At some point in your life, you've stumbled across an unfamiliar show and wondered what brain-dead, crazier-than-a-sack-of-Paula Abduls moron put that on TV.
If it was on CBS, that moron could have been a hung-over frat boy from Maine or a slot-loving granny from Oregon. Or it could have been your co-worker, the one who still insists on asking whether you're workin' hard or hardly workin'.
The network has been testing its new series on Las Vegas audiences for nearly 20 years. But since CBS opened its state-of-the-art research center here six years ago, the city has become the home to essentially all of the network's market research, according to David Poltrack, the executive vice president of research and planning for CBS.
You've probably seen Television City, tucked deep in the bowels of the MGM Grand, past the food court. But, having walked the Strip a few times, you'd sooner take a beating than a flier from a stranger and likely had no idea what lay inside.
Here's your chance to find out.
For the next two weeks, you can see an episode of one of the 25 to 30 series CBS and its sister network, The CW, are considering for the fall. Turn a dial up when you see something you like, turn it down when you see something you don't, and answer a few questions.
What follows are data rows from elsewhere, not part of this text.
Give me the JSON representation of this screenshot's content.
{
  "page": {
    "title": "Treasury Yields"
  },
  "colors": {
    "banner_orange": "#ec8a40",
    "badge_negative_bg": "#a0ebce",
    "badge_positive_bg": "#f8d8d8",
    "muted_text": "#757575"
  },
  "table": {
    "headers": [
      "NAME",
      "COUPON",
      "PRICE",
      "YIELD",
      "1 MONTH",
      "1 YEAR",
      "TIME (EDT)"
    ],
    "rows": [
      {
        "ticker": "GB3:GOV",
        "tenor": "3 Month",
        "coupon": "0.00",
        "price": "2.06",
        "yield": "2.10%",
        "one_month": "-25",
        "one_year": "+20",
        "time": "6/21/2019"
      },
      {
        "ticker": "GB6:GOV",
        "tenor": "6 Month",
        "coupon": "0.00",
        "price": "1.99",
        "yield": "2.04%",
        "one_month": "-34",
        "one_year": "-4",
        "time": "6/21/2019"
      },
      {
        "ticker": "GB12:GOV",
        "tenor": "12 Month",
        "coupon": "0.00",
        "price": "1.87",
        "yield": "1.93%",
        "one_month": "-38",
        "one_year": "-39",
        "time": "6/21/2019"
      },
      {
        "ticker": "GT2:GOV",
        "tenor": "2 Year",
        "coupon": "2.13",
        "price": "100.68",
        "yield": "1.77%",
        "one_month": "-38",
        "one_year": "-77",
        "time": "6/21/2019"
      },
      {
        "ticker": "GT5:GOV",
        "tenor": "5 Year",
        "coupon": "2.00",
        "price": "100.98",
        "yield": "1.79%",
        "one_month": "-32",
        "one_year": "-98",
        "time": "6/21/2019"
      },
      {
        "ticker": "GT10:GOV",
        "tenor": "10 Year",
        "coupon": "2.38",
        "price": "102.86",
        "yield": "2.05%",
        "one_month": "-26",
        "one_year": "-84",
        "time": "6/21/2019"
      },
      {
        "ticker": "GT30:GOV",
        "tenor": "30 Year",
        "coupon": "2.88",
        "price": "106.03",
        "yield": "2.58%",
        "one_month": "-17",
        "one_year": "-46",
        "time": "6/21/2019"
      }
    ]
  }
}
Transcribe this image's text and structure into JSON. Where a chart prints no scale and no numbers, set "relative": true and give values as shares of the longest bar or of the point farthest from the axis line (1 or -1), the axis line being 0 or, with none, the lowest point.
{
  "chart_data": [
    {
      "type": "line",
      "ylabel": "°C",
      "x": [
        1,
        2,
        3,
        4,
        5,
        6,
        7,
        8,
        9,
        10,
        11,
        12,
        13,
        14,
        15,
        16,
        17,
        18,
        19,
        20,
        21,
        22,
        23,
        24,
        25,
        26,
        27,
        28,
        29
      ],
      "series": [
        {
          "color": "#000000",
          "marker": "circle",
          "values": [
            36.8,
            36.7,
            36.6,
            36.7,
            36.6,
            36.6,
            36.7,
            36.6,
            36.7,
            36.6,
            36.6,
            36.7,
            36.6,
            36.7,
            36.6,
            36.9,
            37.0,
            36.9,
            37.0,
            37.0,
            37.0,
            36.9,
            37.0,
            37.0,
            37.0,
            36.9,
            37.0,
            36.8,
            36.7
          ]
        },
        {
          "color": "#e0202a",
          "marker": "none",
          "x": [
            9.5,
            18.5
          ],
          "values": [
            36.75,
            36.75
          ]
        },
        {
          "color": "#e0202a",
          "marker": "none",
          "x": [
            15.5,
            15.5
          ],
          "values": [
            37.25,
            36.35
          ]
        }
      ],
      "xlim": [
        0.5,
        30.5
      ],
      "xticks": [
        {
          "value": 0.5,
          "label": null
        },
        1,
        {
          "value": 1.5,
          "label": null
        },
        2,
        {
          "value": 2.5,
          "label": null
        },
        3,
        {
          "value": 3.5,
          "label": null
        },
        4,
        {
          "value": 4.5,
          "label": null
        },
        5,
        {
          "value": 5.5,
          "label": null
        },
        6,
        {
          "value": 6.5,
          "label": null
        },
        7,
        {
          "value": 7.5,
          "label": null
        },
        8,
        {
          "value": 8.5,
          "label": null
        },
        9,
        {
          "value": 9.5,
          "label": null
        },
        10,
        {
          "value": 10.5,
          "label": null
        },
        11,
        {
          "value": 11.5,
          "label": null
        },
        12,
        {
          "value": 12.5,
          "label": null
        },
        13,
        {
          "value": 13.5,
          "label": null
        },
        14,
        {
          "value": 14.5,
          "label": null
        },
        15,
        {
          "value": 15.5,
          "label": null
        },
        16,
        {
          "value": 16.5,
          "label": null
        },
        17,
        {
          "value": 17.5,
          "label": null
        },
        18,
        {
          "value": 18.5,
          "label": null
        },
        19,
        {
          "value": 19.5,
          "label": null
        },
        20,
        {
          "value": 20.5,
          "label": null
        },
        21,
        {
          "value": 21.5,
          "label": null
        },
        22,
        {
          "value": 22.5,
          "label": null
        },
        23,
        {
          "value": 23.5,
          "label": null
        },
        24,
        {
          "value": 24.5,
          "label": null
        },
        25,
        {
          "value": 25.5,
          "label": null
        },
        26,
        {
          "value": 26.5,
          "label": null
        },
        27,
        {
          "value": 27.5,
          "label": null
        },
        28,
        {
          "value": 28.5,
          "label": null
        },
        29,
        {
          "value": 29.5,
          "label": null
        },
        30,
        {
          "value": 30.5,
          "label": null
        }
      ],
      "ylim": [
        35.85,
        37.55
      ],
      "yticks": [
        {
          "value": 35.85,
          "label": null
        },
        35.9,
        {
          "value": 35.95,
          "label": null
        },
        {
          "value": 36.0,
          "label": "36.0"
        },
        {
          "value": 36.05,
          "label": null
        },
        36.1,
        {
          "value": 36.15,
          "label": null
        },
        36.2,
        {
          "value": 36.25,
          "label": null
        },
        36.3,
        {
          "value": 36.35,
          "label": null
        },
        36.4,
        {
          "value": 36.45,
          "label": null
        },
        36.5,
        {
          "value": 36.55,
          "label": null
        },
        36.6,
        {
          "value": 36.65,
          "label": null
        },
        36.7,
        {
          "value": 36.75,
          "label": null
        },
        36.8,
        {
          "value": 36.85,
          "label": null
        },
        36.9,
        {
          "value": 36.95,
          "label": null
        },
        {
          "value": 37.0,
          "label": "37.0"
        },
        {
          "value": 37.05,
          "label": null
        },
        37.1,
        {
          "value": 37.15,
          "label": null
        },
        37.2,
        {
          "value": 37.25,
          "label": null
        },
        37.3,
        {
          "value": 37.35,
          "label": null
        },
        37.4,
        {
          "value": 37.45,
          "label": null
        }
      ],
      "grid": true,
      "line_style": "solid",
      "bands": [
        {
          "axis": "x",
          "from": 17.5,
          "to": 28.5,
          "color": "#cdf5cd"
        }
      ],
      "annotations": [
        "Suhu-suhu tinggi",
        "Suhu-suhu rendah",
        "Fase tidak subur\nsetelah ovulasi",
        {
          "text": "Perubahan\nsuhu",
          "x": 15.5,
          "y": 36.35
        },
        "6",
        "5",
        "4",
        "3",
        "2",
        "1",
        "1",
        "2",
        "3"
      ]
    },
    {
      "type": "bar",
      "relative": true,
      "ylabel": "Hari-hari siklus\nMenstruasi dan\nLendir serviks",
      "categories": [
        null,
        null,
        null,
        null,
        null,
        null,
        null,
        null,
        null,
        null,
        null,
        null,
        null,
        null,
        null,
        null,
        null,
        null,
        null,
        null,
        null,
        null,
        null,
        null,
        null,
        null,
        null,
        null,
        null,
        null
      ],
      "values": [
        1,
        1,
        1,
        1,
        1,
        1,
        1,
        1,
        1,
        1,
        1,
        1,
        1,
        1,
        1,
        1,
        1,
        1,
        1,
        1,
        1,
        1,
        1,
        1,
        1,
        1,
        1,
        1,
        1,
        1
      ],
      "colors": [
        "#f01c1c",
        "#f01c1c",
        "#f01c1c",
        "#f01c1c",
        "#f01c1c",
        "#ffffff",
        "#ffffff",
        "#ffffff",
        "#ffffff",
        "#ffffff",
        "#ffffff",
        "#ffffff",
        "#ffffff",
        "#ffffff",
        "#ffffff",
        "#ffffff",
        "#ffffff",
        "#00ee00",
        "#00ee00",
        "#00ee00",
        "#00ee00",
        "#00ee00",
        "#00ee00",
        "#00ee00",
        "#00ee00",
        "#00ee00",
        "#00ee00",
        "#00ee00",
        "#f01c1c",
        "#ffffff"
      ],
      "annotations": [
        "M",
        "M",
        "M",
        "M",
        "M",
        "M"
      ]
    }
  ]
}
You'll leave with a Starbucks coupon, a monorail pass, a $10 gift certificate to the Television City gift shop, and the satisfaction of knowing you helped put a show you loved on the air or helped keep one you hated from seeing the light of day.
Although the city was chosen based on its number of tourists, who made up the majority of the 68,000 Television City participants last year, locals always are welcome, Poltrack says. That's primarily because most "locals" aren't from here, anyway. "So it's a good test market, even if you never talk to anyone on the Strip," he says, "and just talk to people in Summerlin and Henderson and Green Valley." (Test America operates TV-testing facilities in The Venetian and Planet Hollywood Resort, but they're off-limits to locals during these weeks known as pilot season.)
Each pilot is shown to 225 volunteers. Their feedback is given to producers, who make a few tweaks before another 225 volunteers see it. Two 12-person focus groups are chosen from those volunteers to give more in-depth analysis.
All that data plays a role in deciding which series make it on the air, and that's where things could get a little scary.
Yes, TV is a business, but popularity can be a dangerous tool. I doubt you could get even that one-man hyperbole machine Ryan Seacrest to say that "American Idol," far and away TV's most-watched show, is far and away its best. Likewise, you'd surely find few credible voices who'd say year-end chart-toppers "Pirates of the Caribbean: Dead Man's Chest" and Daniel Powter's "Bad Day" were the best movie and song of 2006.
If you're picking shows based solely on what's popular, you'd go with a singing, dancing extravaganza about a group of doctors, one of whom has a drug habit and a limp, who sleep around and solve crimes on a mysterious island with the help of an adorable Asian who can stop time. It would test through the roof. It just wouldn't be very good.
Thankfully, the selection process isn't that cut and dried. Poltrack, in town for last week's National Association of Broadcasters convention, says a good executive can make the right call on a series 75 percent of the time based solely on experience. "But the ones that are the hardest to call," he says, "are the ones that sometimes go on to be the biggest hits."
That's where the research fits in. Take "CSI: Crime Scene Investigation," the greatest success story to come out of Las Vegas testing. Nobody at CBS knew what to make of the series until Vegas tourists ate it up. Those numbers inspired the network to give the series a chance, and CBS rode it and the crime dramas it inspired to the top of the ratings.
When it isn't testing new series, Television City's research focuses on those that already are on the air and what Poltrack calls the diagnostic aspect: which characters does the public want to see more or less of, should certain characters become romantically involved, that sort of thing.
Most of the network's successful shows, he says, "have made changes in tone and in casting that are reflective of the input that we got from the public."
So even if you can't make it down there during these next two weeks, you can still make a difference. After all, somebody has to cancel out those morons' opinions.